Singapore clamps down on SIM abuse

Dylan Bushell-Embling
02 Apr 2014
Daily News

Authorities in Singapore and Bangladesh have taken steps to cut down on the use of prepaid SIMs to perpetuate criminal activities.

Singapore's Ministry of Home Affairs (MHA) and regulator IDA have tightened the limit on prepaid SIM ownership, reducing the number of SIMs any single user can register from 10 to three, Channel News Asia reported.

The limitation applies even to mobile users registering pre-paid SIMs from different operators. It will only apply to new SIM registrations – existing multi-SIM users will be allowed to continue using their prepaid cards but will not be allowed to register for more.

In announcing the new restrictions, MHA and IDA said criminals are continuing to use SIMs to conduct illegal activities including unlicensed money-lending, gambling and cheating scams.

In Bangladesh, the High Court has ordered the nation's mobile operators to immediately deactivate all unregistered SIMs, according toBDNews24.

The court has also asked regulator BTRC, the Posts and Telecommunications secretary and other government officials to explain why the sale of unregistered SIMs should not be stopped, and asked the CEOs of the nation's mobile operators why they should not be held responsible for these sales.
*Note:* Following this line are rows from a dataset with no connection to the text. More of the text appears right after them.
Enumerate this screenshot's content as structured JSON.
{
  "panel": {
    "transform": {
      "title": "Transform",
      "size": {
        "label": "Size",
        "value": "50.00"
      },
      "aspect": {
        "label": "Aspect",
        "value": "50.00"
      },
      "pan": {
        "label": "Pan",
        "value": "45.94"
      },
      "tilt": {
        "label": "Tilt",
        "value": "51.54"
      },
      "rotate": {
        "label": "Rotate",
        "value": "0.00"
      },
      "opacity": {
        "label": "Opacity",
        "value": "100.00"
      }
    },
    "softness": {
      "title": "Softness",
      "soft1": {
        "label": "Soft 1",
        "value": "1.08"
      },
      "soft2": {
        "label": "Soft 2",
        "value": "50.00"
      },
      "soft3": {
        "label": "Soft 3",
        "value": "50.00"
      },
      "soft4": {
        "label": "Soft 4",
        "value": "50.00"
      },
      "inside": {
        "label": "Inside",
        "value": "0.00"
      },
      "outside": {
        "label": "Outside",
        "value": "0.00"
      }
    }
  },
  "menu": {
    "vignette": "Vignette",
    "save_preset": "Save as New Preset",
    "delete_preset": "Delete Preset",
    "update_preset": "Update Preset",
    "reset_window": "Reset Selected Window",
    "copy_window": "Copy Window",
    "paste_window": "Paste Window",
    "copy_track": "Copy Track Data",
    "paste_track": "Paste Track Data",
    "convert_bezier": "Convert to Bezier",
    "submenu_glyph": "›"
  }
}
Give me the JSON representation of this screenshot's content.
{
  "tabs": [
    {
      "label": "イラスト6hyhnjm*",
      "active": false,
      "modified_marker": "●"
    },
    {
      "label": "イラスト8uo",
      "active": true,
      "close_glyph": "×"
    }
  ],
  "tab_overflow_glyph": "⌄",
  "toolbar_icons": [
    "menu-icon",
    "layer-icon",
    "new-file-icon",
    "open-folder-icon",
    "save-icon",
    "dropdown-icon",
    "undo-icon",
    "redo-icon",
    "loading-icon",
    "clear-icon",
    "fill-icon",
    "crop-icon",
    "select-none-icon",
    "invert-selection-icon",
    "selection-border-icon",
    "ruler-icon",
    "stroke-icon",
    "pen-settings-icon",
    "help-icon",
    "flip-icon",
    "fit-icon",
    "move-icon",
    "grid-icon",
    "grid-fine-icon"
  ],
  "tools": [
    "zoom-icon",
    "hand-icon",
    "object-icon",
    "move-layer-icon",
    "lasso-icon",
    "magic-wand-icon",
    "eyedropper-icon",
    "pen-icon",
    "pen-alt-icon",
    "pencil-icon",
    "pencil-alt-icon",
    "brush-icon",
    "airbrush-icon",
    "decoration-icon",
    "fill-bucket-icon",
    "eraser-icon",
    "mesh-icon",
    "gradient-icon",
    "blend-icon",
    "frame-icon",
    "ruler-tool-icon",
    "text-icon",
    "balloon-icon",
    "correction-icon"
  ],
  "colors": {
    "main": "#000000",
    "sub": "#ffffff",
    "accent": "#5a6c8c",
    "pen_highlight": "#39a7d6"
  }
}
According to a recent report, over 7 million of the 110 million SIMs in operation in Bangladesh are unregistered, in violation of Bangladeshi law.

Criminals have allegedly been using unregistered SIMs to demand extortion money or issue death threats, and each SIM is destroyed after a single use, making it hard to track down the culprits.

The report adds that the sale of unregistered SIMs also costs the government large sums in lost taxation revenue.